Artiste multidisciplinaire résidant à Los Angeles, NOUR MOBARAK réalise des œuvres et des installations dont la finalité est encore incertaine. L'artiste travaille avec le mycélium et les champignons, qu'elle considère comme ses assistants, ses collaborateurs ou ses fabricants. Elle utilise des substances corporelles, des résidus industriels et des éléments usagés pour produire des ensembles sculpturaux et picturaux qui continuent à se développer de façon aléatoire. Reproductive Logistics 3.2 (Back Pillow) (2023), œuvre faite à partir d’un coussin de paille antique et de pleurotes séchées montre la conciliation fortuite entre différents matériaux organiques.

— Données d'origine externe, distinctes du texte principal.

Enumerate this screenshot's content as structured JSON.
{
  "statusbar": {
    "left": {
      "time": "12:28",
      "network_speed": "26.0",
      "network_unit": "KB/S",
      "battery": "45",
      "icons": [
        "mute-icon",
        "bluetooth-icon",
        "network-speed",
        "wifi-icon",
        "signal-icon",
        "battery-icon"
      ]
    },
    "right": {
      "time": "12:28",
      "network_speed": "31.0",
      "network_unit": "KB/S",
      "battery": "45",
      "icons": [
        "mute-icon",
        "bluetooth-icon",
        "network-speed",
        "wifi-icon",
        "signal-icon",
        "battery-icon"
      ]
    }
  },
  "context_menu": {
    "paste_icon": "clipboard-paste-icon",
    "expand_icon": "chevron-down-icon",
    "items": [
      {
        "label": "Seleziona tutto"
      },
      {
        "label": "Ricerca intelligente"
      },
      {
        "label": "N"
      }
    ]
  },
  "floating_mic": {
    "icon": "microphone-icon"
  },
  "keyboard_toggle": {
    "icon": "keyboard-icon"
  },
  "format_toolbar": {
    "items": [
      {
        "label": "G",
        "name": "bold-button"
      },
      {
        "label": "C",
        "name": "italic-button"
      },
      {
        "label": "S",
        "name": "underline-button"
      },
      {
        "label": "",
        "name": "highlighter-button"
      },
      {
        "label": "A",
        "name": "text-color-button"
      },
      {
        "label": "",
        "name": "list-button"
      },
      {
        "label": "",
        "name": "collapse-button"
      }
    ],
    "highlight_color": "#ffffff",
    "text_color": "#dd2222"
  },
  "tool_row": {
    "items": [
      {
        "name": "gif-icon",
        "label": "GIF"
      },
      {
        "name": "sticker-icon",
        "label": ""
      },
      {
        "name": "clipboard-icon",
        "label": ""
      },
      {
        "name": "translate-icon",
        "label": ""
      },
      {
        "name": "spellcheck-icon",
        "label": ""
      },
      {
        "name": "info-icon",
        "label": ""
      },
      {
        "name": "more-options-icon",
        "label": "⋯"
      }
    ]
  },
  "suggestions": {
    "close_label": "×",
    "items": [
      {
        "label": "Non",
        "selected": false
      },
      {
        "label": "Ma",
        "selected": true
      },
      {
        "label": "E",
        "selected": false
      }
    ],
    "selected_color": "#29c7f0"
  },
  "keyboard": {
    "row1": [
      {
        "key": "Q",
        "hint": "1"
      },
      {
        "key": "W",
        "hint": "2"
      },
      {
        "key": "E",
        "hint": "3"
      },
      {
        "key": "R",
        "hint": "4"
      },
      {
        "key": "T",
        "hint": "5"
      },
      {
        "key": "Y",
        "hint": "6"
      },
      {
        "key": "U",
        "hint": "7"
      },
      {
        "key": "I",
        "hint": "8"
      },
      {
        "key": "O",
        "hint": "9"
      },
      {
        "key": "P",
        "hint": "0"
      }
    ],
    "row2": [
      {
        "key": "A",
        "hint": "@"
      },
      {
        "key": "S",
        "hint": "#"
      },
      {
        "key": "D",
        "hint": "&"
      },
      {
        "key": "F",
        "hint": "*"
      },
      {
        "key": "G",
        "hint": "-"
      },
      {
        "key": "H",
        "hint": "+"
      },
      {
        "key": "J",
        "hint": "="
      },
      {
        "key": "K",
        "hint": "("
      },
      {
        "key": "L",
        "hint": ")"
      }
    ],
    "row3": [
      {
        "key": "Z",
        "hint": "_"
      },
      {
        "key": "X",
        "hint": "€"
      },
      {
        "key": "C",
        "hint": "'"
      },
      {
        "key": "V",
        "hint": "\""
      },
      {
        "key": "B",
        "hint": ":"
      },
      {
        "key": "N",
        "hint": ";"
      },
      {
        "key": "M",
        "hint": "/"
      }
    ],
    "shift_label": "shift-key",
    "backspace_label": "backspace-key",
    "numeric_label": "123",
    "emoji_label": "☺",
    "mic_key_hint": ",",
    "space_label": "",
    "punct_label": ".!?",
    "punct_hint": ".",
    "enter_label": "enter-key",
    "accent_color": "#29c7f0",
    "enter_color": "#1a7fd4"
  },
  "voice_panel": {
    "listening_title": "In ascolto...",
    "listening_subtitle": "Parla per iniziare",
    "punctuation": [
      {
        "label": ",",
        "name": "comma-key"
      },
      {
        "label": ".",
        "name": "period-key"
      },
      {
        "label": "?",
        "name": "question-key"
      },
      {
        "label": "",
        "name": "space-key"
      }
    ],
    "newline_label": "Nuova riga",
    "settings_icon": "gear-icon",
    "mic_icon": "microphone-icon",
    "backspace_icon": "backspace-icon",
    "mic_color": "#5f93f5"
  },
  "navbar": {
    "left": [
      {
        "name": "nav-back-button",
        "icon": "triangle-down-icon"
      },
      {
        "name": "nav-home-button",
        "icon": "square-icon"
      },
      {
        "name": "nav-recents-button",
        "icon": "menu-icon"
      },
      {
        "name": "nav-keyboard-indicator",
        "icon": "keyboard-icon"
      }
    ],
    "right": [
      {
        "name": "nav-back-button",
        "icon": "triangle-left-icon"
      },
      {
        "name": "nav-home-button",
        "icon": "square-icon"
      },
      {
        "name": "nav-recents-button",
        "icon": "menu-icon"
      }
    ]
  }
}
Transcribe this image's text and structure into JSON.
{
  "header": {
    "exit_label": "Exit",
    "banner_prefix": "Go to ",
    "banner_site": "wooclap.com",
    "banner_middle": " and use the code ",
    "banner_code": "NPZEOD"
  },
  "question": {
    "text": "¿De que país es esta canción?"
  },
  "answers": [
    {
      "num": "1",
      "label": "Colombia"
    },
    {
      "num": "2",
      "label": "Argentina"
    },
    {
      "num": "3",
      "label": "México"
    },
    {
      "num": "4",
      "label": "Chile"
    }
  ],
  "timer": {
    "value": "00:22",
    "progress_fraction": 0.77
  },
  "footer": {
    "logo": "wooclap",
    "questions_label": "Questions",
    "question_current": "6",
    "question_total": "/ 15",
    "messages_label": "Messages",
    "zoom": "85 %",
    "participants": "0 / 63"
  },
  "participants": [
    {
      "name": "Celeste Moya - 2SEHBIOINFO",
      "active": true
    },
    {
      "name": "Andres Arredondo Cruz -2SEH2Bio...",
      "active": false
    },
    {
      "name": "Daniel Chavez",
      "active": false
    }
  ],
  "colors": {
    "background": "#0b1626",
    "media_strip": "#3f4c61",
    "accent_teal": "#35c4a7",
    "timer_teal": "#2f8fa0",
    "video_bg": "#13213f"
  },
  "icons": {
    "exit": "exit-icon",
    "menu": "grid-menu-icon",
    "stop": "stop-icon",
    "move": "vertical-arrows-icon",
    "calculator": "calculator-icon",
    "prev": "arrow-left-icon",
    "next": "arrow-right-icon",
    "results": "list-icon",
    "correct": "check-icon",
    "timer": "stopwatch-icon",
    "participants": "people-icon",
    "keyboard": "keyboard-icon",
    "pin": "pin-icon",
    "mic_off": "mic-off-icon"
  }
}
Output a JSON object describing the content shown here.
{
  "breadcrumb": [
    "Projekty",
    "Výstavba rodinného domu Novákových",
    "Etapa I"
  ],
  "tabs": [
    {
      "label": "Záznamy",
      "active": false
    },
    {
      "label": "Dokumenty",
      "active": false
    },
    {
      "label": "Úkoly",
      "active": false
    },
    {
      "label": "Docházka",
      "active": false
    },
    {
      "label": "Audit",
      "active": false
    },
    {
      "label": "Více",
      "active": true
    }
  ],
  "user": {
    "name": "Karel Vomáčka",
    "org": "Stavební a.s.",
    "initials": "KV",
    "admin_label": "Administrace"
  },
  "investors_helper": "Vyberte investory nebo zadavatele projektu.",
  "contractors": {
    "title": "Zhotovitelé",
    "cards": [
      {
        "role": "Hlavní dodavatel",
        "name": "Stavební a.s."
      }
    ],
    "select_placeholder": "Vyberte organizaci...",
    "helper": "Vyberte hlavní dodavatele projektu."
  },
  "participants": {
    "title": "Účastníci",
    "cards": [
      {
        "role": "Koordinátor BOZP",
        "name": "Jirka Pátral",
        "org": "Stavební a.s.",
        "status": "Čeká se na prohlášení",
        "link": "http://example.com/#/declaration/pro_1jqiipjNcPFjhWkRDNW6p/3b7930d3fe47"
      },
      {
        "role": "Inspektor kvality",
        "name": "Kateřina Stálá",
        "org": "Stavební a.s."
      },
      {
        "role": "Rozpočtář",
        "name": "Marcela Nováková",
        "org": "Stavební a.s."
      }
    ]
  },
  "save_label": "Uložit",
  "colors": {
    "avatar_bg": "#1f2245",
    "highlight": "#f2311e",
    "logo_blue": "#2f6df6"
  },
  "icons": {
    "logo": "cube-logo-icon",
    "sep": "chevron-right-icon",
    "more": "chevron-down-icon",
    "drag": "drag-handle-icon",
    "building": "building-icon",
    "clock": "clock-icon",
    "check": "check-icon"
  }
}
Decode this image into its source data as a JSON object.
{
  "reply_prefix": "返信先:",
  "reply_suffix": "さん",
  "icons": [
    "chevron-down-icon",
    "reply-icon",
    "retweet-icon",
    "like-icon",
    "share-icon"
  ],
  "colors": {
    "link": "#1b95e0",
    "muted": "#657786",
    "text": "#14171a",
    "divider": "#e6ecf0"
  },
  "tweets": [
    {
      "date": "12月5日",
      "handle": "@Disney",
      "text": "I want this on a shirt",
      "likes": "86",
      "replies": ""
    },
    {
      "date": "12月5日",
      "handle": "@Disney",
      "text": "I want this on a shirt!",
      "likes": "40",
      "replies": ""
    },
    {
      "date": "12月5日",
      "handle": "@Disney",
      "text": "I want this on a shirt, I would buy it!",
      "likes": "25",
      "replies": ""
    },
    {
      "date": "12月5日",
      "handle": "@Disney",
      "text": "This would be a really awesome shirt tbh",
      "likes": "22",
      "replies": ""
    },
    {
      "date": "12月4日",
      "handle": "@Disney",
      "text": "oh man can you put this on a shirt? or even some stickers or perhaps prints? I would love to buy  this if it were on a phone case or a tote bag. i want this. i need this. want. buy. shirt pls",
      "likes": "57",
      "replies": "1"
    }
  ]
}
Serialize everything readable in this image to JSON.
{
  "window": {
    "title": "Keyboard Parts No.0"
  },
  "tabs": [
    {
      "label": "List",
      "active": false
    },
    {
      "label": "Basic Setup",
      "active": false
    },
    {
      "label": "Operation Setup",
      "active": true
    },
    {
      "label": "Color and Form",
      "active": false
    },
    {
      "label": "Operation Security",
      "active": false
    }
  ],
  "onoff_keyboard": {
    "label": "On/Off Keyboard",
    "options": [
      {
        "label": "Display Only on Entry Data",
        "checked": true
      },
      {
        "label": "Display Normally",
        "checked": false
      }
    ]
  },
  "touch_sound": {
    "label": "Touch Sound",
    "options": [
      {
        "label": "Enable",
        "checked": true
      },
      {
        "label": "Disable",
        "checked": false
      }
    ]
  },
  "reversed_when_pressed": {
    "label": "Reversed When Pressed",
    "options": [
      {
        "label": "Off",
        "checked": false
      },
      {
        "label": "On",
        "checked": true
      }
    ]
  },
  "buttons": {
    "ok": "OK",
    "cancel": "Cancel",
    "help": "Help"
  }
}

Cette exposition regroupe des œuvres dont la matérialité, le sujet ou la finalité restent inachevées, et qui, même si leur évolution est interrompue, laissent entrevoir une continuité dans un processus créatif au sein duquel l’artiste a lâché prise. Déliquescence tend également à nous faire prendre conscience de la beauté du chaos, dans la putréfaction, la dégradation et la transformation de toute chose.